We spent a good chunk of 2025 working on memory savings for adblock-rust. This was was important and long-overdue work, since while Brave shines in other departments (speed, CPU usage, battery consumption), we’re worse than Chrome for memory because we ship 100,000 adblock filters by default (several times an hour!) that need to get parsed, loaded into memory and used for every single network request (to decide whether or not to block) and for every single piece of content on every single website (cosmetic filtering). This happens even on lower-end devices running Brave like mobile phones, especially older ones. It’s also way harder for Brave’s adblocking, since we’re the only adblocker that draws the distinction between third-party (blocked by default) and first-party ads (not blocked by default), which means making decisions in real-time (was this ad div created by a first-party request or a third-party request?)

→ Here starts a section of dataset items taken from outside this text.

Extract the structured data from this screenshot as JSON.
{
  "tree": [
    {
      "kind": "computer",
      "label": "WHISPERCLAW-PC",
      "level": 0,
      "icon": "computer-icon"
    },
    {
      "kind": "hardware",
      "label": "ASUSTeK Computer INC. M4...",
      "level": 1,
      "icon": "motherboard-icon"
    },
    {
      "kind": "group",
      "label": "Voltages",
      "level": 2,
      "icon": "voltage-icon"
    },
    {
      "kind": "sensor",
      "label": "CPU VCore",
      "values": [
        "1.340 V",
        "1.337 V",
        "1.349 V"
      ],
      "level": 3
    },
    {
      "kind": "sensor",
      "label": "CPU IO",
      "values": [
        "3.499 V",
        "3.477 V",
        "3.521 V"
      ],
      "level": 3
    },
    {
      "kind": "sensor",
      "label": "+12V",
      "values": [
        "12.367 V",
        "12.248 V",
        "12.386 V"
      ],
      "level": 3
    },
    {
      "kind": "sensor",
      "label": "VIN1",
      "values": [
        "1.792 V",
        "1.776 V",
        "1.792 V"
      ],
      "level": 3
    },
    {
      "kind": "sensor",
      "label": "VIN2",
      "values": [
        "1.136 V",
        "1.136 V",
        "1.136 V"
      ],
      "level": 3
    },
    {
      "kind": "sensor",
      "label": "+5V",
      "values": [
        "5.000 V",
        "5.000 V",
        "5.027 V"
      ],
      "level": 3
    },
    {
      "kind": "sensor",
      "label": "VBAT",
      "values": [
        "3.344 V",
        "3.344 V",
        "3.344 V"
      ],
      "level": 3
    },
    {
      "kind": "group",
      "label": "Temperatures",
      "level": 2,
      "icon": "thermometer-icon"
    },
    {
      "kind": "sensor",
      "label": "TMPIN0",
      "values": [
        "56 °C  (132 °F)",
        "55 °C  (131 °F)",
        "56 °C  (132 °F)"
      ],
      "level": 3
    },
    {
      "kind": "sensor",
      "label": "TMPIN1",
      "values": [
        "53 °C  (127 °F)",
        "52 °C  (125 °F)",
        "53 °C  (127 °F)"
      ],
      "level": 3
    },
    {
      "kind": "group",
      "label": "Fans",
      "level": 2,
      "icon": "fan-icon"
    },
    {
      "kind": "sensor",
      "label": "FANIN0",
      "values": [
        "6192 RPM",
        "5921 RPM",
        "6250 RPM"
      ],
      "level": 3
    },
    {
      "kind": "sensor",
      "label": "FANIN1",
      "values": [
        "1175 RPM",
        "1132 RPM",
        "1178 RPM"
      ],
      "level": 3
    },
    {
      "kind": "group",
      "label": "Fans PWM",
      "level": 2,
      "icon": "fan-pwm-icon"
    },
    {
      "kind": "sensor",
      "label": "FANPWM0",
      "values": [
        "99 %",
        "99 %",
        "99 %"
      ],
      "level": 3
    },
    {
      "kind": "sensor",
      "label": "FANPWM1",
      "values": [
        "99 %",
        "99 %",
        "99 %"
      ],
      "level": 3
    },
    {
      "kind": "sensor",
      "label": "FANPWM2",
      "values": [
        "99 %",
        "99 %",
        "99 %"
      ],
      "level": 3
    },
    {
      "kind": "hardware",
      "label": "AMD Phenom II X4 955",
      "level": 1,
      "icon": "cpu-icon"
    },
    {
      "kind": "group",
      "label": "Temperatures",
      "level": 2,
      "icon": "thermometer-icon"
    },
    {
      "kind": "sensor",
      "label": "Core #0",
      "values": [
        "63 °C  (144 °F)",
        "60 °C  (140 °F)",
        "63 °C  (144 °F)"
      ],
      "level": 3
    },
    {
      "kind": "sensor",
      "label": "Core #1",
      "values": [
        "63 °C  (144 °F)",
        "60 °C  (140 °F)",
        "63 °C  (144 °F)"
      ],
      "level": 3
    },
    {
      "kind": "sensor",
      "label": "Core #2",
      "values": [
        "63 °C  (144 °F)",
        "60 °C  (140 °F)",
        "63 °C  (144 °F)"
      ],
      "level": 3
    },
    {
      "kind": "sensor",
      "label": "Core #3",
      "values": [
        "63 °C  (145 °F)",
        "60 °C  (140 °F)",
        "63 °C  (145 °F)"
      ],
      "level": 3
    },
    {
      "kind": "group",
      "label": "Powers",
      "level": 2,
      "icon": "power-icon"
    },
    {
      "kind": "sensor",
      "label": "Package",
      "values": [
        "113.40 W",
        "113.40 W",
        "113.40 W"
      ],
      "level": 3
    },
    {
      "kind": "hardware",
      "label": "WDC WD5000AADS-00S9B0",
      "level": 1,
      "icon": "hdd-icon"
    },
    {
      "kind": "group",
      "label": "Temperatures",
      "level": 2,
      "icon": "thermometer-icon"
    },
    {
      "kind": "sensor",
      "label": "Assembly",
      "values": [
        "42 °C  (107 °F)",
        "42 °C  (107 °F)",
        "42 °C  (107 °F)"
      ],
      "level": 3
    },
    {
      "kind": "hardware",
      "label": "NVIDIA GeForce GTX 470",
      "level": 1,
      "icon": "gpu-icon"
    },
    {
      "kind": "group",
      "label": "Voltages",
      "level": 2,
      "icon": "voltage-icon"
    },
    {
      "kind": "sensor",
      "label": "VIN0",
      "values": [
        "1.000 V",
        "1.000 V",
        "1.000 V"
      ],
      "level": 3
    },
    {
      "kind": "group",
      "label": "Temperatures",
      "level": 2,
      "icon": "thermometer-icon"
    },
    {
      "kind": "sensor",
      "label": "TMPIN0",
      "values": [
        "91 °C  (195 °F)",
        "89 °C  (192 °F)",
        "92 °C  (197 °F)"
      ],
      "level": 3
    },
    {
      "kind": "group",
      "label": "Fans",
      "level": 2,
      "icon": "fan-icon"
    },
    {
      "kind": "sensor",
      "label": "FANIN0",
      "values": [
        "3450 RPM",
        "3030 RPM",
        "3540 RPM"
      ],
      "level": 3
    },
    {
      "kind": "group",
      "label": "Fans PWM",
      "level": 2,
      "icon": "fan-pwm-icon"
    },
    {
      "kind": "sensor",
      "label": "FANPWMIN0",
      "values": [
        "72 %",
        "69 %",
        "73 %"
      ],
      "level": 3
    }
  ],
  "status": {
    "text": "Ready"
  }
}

All those 100,000+ adblock rules have traditionally been stored in the usual heap-allocated data structures in Rust, consuming tens of megabytes across every platform. Over the course of last year, we incrementally moved our adblock engine to use FlatBuffers and made a lot of other performance optimizations, resulting in reducing memory consumption by 75% and saving approximately 45 MB on Android, iOS, and desktop. For users who enable additional blocking lists, the savings are even greater. These are massive savings when it comes to browsers!